Nous avons suivi Kevin Chabanon, artisan taxi, avec ses passagers alors que des négociations sont en cours avec le Gouvernement sur de nouvelles modalités de transports. Notamment le covoiturage avec plusieurs patients.
Chauffeur de taxi, Kevin Chabanon attend Colette, nonagénaire, au pied de son immeuble. Elle sort, appuyée sur son déambulateur. Kevin la prend sous le bras avec la main droite et guide le déambulateur de la main gauche comme il conduit sa voiture, en douceur. Colette lui sourit. Il leur faudra deux bonnes minutes pour rejoindre le véhicule, que Kevin a dû garer sur un passage piéton. Il ouvre la portière, installe Colette à bord, l'attache, puis lui lance "je mets la Ferrari dans le coffre !". Il plie et range le déambulateur.
Kevin met des paillettes dans la vie des patients
En route, ils discutent.
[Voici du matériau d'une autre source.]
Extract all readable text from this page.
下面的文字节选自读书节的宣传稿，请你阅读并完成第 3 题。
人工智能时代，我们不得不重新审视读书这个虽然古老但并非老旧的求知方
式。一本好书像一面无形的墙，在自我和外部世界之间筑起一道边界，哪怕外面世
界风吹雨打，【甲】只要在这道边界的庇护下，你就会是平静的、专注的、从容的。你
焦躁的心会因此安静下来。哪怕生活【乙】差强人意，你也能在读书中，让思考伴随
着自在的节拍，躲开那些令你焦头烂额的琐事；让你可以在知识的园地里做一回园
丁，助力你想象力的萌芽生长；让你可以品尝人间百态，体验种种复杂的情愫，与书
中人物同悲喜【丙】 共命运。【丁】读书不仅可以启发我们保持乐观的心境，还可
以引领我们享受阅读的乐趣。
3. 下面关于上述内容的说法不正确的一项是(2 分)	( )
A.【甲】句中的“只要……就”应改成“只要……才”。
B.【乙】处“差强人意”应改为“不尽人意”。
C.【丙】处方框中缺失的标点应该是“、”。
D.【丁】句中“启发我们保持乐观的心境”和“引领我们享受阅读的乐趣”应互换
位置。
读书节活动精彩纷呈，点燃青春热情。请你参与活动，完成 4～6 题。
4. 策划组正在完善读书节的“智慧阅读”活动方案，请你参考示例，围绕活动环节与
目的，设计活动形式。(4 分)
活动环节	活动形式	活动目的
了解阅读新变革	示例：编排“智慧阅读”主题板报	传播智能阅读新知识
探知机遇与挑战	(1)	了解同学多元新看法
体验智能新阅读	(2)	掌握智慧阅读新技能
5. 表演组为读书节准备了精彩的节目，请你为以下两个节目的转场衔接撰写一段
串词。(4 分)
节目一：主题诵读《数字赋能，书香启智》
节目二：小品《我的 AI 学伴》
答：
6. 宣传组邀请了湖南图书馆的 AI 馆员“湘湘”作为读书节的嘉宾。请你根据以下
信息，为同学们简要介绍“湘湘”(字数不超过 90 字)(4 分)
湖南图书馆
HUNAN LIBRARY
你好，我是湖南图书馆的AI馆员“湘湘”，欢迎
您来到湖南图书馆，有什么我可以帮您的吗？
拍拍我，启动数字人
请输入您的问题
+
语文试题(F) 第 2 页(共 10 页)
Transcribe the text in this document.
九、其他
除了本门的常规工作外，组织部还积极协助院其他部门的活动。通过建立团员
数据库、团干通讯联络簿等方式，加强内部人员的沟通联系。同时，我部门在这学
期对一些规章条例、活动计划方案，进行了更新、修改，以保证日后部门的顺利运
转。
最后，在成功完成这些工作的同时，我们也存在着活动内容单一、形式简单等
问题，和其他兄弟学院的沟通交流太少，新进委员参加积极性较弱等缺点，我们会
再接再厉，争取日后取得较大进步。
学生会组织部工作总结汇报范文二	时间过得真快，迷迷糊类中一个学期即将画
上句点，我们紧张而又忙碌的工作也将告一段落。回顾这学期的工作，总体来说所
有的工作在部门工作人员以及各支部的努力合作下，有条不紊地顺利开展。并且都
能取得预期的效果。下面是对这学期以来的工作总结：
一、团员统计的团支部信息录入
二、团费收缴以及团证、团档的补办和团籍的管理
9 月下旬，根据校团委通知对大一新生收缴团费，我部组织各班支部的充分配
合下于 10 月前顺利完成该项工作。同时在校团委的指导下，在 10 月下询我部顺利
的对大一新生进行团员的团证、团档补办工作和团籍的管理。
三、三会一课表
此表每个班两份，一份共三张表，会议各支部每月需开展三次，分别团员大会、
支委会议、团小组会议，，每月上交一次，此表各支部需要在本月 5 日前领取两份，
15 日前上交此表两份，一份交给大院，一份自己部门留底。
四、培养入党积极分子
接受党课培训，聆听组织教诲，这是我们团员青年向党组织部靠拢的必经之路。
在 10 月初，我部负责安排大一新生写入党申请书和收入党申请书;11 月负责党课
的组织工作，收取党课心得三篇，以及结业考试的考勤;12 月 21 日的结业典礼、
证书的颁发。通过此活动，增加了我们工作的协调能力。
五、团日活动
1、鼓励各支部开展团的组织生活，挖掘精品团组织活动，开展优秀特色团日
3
Kevin prend des nouvelles du petit-fils qui rêve de Canada. Colette se sent bien. "Kevin est bienveillant. Il m'aide à monter dans la voiture, me demande comment ça va, prend des nouvelles de la famille. Quand on n'a pas toutes ses capacités, on apprécie ces petites choses délicates."
Ancien cuisinier, Kevin Chabanon s'est d'abord lancé comme taxi non conventionné. Mais transporter des clients et ne plus les revoir l'a rapidement lassé. Aujourd'hui, dans sa Mercedes rutilante, il accompagne des patients dans les rues lyonnaises, tout au long de leurs soins. "Dans les transports médicaux, on tisse des liens. On se connaît, on raconte nos vies. On s'attache un petit peu" reconnaît-il, satisfait de ce nouveau virage.
Kevin doit enchaîner sur une autre course. Il embarque Fernand, qui suit un programme de rééducation. Ils se connaissent depuis un an et demi. Kevin préfère définir ses compagnons de route comme des patients plutôt que des clients. "Le client, il me paie. Là, c'est la CPAM (caisse primaire d'assurance maladie) qui paie la course au patient." Fernand abonde en ce sens. "Kevin m'apporte sur le côté médical. Il est très agréable, très ponctuel, avec une conduite souple et un bon véhicule et ça, quand on souffre, c'est essentiel."
La menace d'une dégradation du service
Cet hiver, Kevin Chabanon a participé aux manifestations et opérations escargot des artisans taxis sur Lyon. En cause, une nouvelle convention avec la CPAM. Celle-ci prévoit de faire sauter le plafond de 16,5% sur l'abattement des tarifs. "Le tarif conventionné est déjà beaucoup plus bas que le tarif préfectoral" se désole Kevin.
Autre inquiétude, le transport simultané, c'est-à-dire plus communément, du covoiturage. Le projet prévoit que tout patient qui refuserait de partager un taxi avec un autre patient verrait son remboursement diminuer. Cette mesure inquiète Fernand, qui veut bien faire un détour de cinq minutes, mais pas au-delà. "Comment un patient qui souffre peut rester une heure ou une heure et demie dans un taxi pour aller chercher d'autres patients ? Ça me paraît inacceptable !"
Cette réaction confirme les craintes de Kevin. "L'obligation du covoiturage pourrait nuire à la profession. On aurait une mauvaise image qui favoriserait le développement d'autres transporteurs. Les gens sont déjà malades, ils n'ont pas besoin de pâtir de quelque chose d'autre."
Au volant de son taxi, Kevin Chabanon regarde vers 2025. D'ici là, les fédérations qui représentent sa profession doivent convaincre le Gouvernement de revoir sa copie.